Mengutip Anadolu Agency, Khan menegaskan bahwa banding tidak dapat diajukan sebelum ICC menyelesaikan keputusan berdasarkan Pasal 58 Statuta Roma. Meskipun demikian, proses banding berpotensi diajukan lagi pada tahap hukum selanjutnya.
“Keputusan ini bukan soal yurisdiksi, sehingga tidak dapat langsung diajukan banding sesuai Pasal 82(1)(a) Statuta Roma,” ujar Khan. “Oleh karena itu, proses banding ini harus dihentikan, dan permintaan penangguhan Israel ditolak. Proses hukum terkait keputusan ini akan tetap berjalan di Kamar Praperadilan,” tambahnya.
Sebelumnya, pada Rabu (27/11), pemerintah Israel mengajukan banding terhadap surat perintah penangkapan yang dikeluarkan ICC terhadap PM Netanyahu dan mantan Menteri Pertahanan Yoav Gallant.
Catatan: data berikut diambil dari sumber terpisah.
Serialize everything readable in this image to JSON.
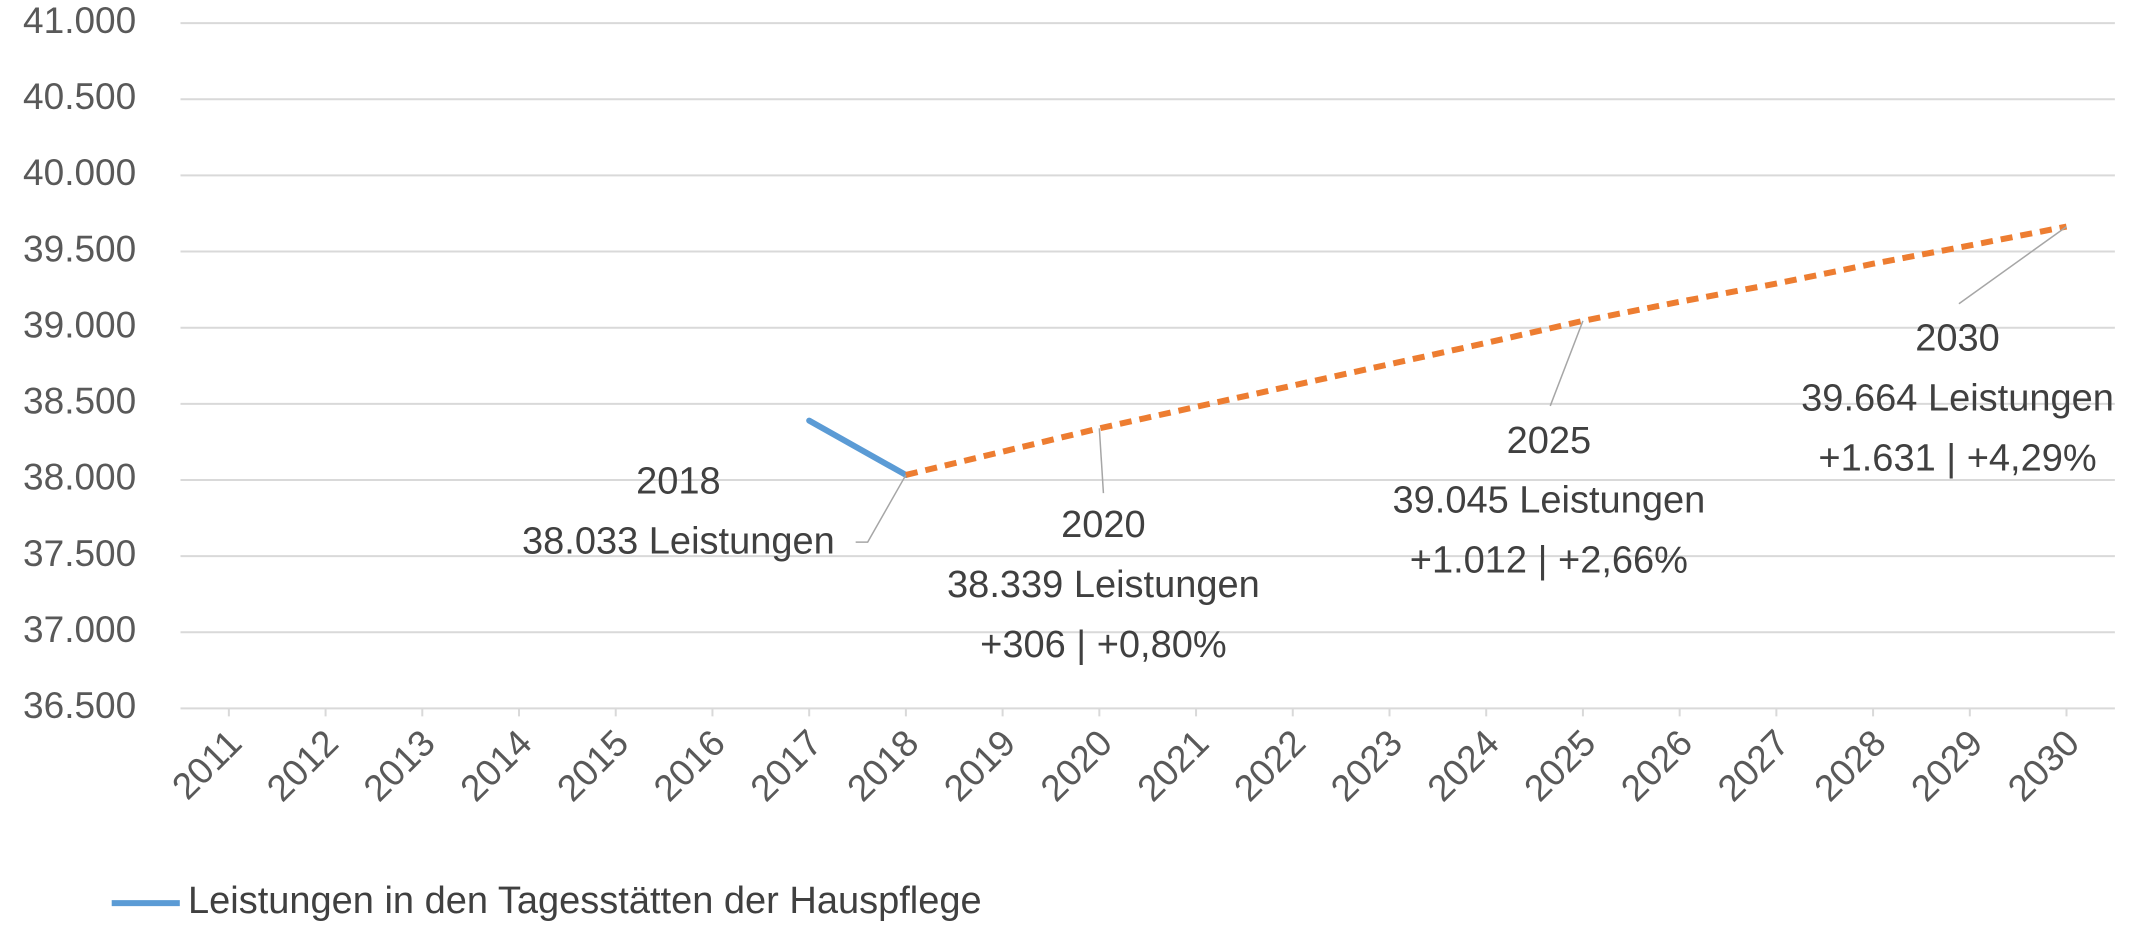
{
  "chart_data": {
    "type": "line",
    "categories": [
      "2011",
      "2012",
      "2013",
      "2014",
      "2015",
      "2016",
      "2017",
      "2018",
      "2019",
      "2020",
      "2021",
      "2022",
      "2023",
      "2024",
      "2025",
      "2026",
      "2027",
      "2028",
      "2029",
      "2030"
    ],
    "series": [
      {
        "name": "Leistungen in den Tagesstätten der Hauspflege",
        "color": "#5b9bd5",
        "dashed": false,
        "values": [
          null,
          null,
          null,
          null,
          null,
          null,
          38390,
          38033,
          null,
          null,
          null,
          null,
          null,
          null,
          null,
          null,
          null,
          null,
          null,
          null
        ]
      },
      {
        "color": "#ed7d31",
        "dashed": true,
        "values": [
          null,
          null,
          null,
          null,
          null,
          null,
          null,
          38033,
          38186,
          38339,
          38480,
          38620,
          38760,
          38900,
          39045,
          39170,
          39290,
          39420,
          39540,
          39664
        ]
      }
    ],
    "ylim": [
      36500,
      41000
    ],
    "yticks": [
      {
        "value": 36500,
        "label": "36.500"
      },
      {
        "value": 37000,
        "label": "37.000"
      },
      {
        "value": 37500,
        "label": "37.500"
      },
      {
        "value": 38000,
        "label": "38.000"
      },
      {
        "value": 38500,
        "label": "38.500"
      },
      {
        "value": 39000,
        "label": "39.000"
      },
      {
        "value": 39500,
        "label": "39.500"
      },
      {
        "value": 40000,
        "label": "40.000"
      },
      {
        "value": 40500,
        "label": "40.500"
      },
      {
        "value": 41000,
        "label": "41.000"
      }
    ],
    "grid": true,
    "legend": "bottom-left",
    "annotations": [
      {
        "x": "2018",
        "lines": [
          "2018",
          "38.033 Leistungen"
        ]
      },
      {
        "x": "2020",
        "lines": [
          "2020",
          "38.339 Leistungen",
          "+306 | +0,80%"
        ]
      },
      {
        "x": "2025",
        "lines": [
          "2025",
          "39.045 Leistungen",
          "+1.012 | +2,66%"
        ]
      },
      {
        "x": "2030",
        "lines": [
          "2030",
          "39.664 Leistungen",
          "+1.631 | +4,29%"
        ]
      }
    ]
  }
}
Israel juga mempertanyakan yurisdiksi ICC atas kasus ini serta mempertanyakan keabsahan surat perintah tersebut.
“Jika pengadilan menolak permintaan ini, hal ini akan semakin menunjukkan kepada warga Israel dan komunitas internasional betapa biasnya ICC terhadap Israel,” ujar kantor PM Netanyahu seperti dikutip dari AFP.
ICC mengeluarkan surat penangkapan terhadap PM Netanyahu dan mantan Menteri Pertahanan Yoav Gallant setelah menemukan “alasan wajar” bahwa Netanyahu dan Gallant bertanggung jawab atas kejahatan perang. Tuduhan tersebut termasuk penggunaan kelaparan sebagai metode perang serta kejahatan terhadap kemanusiaan, seperti pembunuhan, penganiayaan, dan tindakan tidak manusiawi lainnya.
Surat perintah ini menjadi bagian dari investigasi ICC atas dugaan kejahatan perang di Gaza. Pada 21 November lalu, ICC menegaskan bahwa Netanyahu dan Gallant memiliki tanggung jawab pidana atas tindakan-tindakan tersebut.
Sikap tegas ICC ini kemudian mendapat kritik dari Israel, yang terus mempertanyakan legitimasi pengadilan internasional tersebut. Namun, surat perintah ini membuat Netanyahu berstatus buronan internasional, dan 124 negara anggota ICC diwajibkan menangkapnya jika ia berada dalam yurisdiksi mereka.